Anyone who’s about to work with application programming interfaces (APIs) for the first time should know the basics about them. An API acts as a software intermediary that allows two separate applications to communicate with each other. Think of the technology that allows you to share a WordPress blog post from Facebook or Twitter—that’s when you’re using an API.
A business API provides both a specific language and a contract for how the two connected systems will interact. Thanks to the many important services that you can link to through an API, integrating with one would prove beneficial to your company. You can either connect to a third-party API, have one built for internal use, or commission one that can also be used outside the company. Either way, the right design team will launch the right kind of API solution for you.
One element of API design that ensures that the product behaves as intended is the API endpoint. Here’s everything you need to know about what API endpoints are and how they work. You’ll also learn about API developers’ best practices when tracking endpoints, for example by using hosted API documentation. By the end of the article, you’ll know why endpoints matter, and why your developers need a proper system for documenting them. All of this ties into your reception of a well-designed, responsive API product.
API Endpoints: Definition and Rationale
To put it simply, an API endpoint serves as a communication touchpoint or the end of a communication channel. Each API endpoint represents a touchpoint between the API and the server. It’s like when you’re dialing a telephone number to reach a particular person. API endpoints act in the same manner: they’re the location of resources needed in order to fulfill particular requests. Actual examples of API endpoints include URLs of web services.
Endpoints are crucial elements of API design. Whenever you make an API request, you will need a corresponding endpoint; the endpoint is what specifies where the API’s resources are located. If an API communicates effectively through its endpoints—resulting in clear pathways to all the necessary resources—you’ve got a well-constructed product in your hands.
The Best Practices for Documenting Endpoints
The endpoints in themselves aren’t the only thing your API design team should pay attention to. It’s good practice to keep track of all of them in the API documentation. Or even the technical guide to using the API. When every endpoint is accounted for, it’s easier to monitor how the API behaves and how it responds to requests. If the API team is conscientious about documenting endpoints—as well as parameters, sample requests, and sample responses—working with the API will a breeze.

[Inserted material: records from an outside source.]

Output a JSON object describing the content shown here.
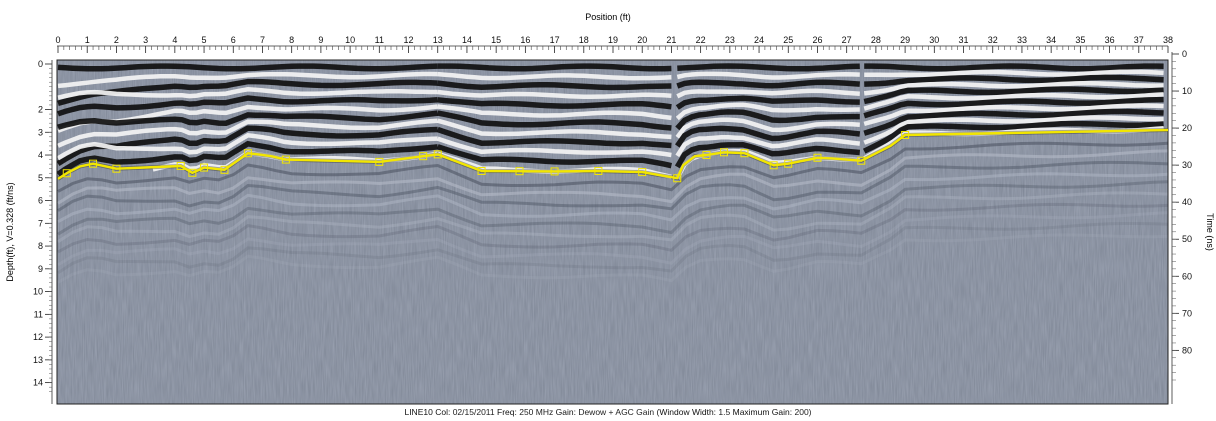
{
  "chart_data": {
    "type": "gpr_radargram",
    "xlabel": "Position (ft)",
    "ylabel_left": "Depth(ft), V=0.328 (ft/ns)",
    "ylabel_right": "Time (ns)",
    "x_ticks": [
      "0",
      "1",
      "2",
      "3",
      "4",
      "5",
      "6",
      "7",
      "8",
      "9",
      "10",
      "11",
      "12",
      "13",
      "14",
      "15",
      "16",
      "17",
      "18",
      "19",
      "20",
      "21",
      "22",
      "23",
      "24",
      "25",
      "26",
      "27",
      "28",
      "29",
      "30",
      "31",
      "32",
      "33",
      "34",
      "35",
      "36",
      "37",
      "38"
    ],
    "depth_ticks": [
      "0",
      "2",
      "3",
      "4",
      "5",
      "6",
      "7",
      "8",
      "9",
      "10",
      "11",
      "12",
      "13",
      "14"
    ],
    "time_ticks": [
      "0",
      "10",
      "20",
      "30",
      "40",
      "50",
      "60",
      "70",
      "80"
    ],
    "xlim": [
      0,
      38
    ],
    "depth_range_ft": [
      0,
      14.5
    ],
    "time_range_ns": [
      0,
      88
    ],
    "interface_line": {
      "color": "#f2e600",
      "marker_color": "#f2e600",
      "x": [
        0,
        0.3,
        0.75,
        1.2,
        2.0,
        4.2,
        4.6,
        5.0,
        5.7,
        6.5,
        6.9,
        7.3,
        7.8,
        11.0,
        12.5,
        13.0,
        14.5,
        17.0,
        18.5,
        20.0,
        21.2,
        21.4,
        21.8,
        22.2,
        22.8,
        23.5,
        24.5,
        25.0,
        26.0,
        26.5,
        27.5,
        28.5,
        29.0,
        38.0
      ],
      "depth_ft": [
        5.05,
        4.8,
        4.5,
        4.38,
        4.6,
        4.48,
        4.78,
        4.55,
        4.65,
        3.92,
        3.98,
        4.05,
        4.2,
        4.3,
        4.05,
        3.97,
        4.7,
        4.72,
        4.7,
        4.75,
        5.02,
        4.45,
        4.05,
        4.0,
        3.88,
        3.92,
        4.45,
        4.38,
        4.12,
        4.15,
        4.25,
        3.6,
        3.12,
        2.9
      ],
      "markers_x": [
        0.3,
        1.2,
        2.0,
        4.2,
        4.6,
        5.0,
        5.7,
        6.5,
        7.8,
        11.0,
        12.5,
        13.0,
        14.5,
        15.8,
        17.0,
        18.5,
        20.0,
        21.2,
        22.2,
        22.8,
        23.5,
        24.5,
        25.0,
        26.0,
        27.5,
        29.0
      ]
    },
    "grid": false
  },
  "footer": {
    "line_name": "LINE10",
    "col_label": "Col:",
    "col_value": "02/15/2011",
    "freq_label": "Freq:",
    "freq_value": "250 MHz",
    "gain_label": "Gain:",
    "gain_value": "Dewow + AGC Gain",
    "window_label": "(Window Width:",
    "window_value": "1.5",
    "max_gain_label": "Maximum Gain:",
    "max_gain_value": "200)"
  }
}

To date, these are the three best things that an API team can do when documenting endpoints.
Using an Effective API Documentation Tool for Endpoints
Being on a good API documentation platform will count for a lot. Hosted tools, in particular, provide a stable environment for mapping out endpoints. Some platforms even host interactive documentation, and API endpoints can be tested as well as written down. These allow for a bird’s eye view of the API’s endpoints, and ultimately, how the API could work as a whole.
Staying True to the Logic of Writing and Organizing Endpoints
API development is a big industry now. Practitioners have widely accepted standards for doing API-related work like keeping API documentation. They follow a logic that governs the naming, organizing, and grouping together of endpoints in API doc. The wise API designer knows the allowable interactions per endpoint, the naming conventions for URLs, and the most efficient means for grouping endpoints together. Their research should include the common HTTP methods, how to write concise URLs, and how to group multiple endpoints (for example, by type of information).
Compiling Endpoints in a Way that’s Visually Interesting and Easy to Read
If you want great documentation to come with your API, it won’t be enough to simply type all the endpoints down. Your API team can use their documentation tool to add some visual appeal and dynamic space to the endpoints sections. It won’t be a chore for an outside developer to read, and it guarantees clearer focus and higher engagement in their API-related work.
Your API team will go “end-to-end” in designing you a product that’s worth your money. Take that same approach when getting to know endpoints, documentation, and all other things related to your API-in-progress.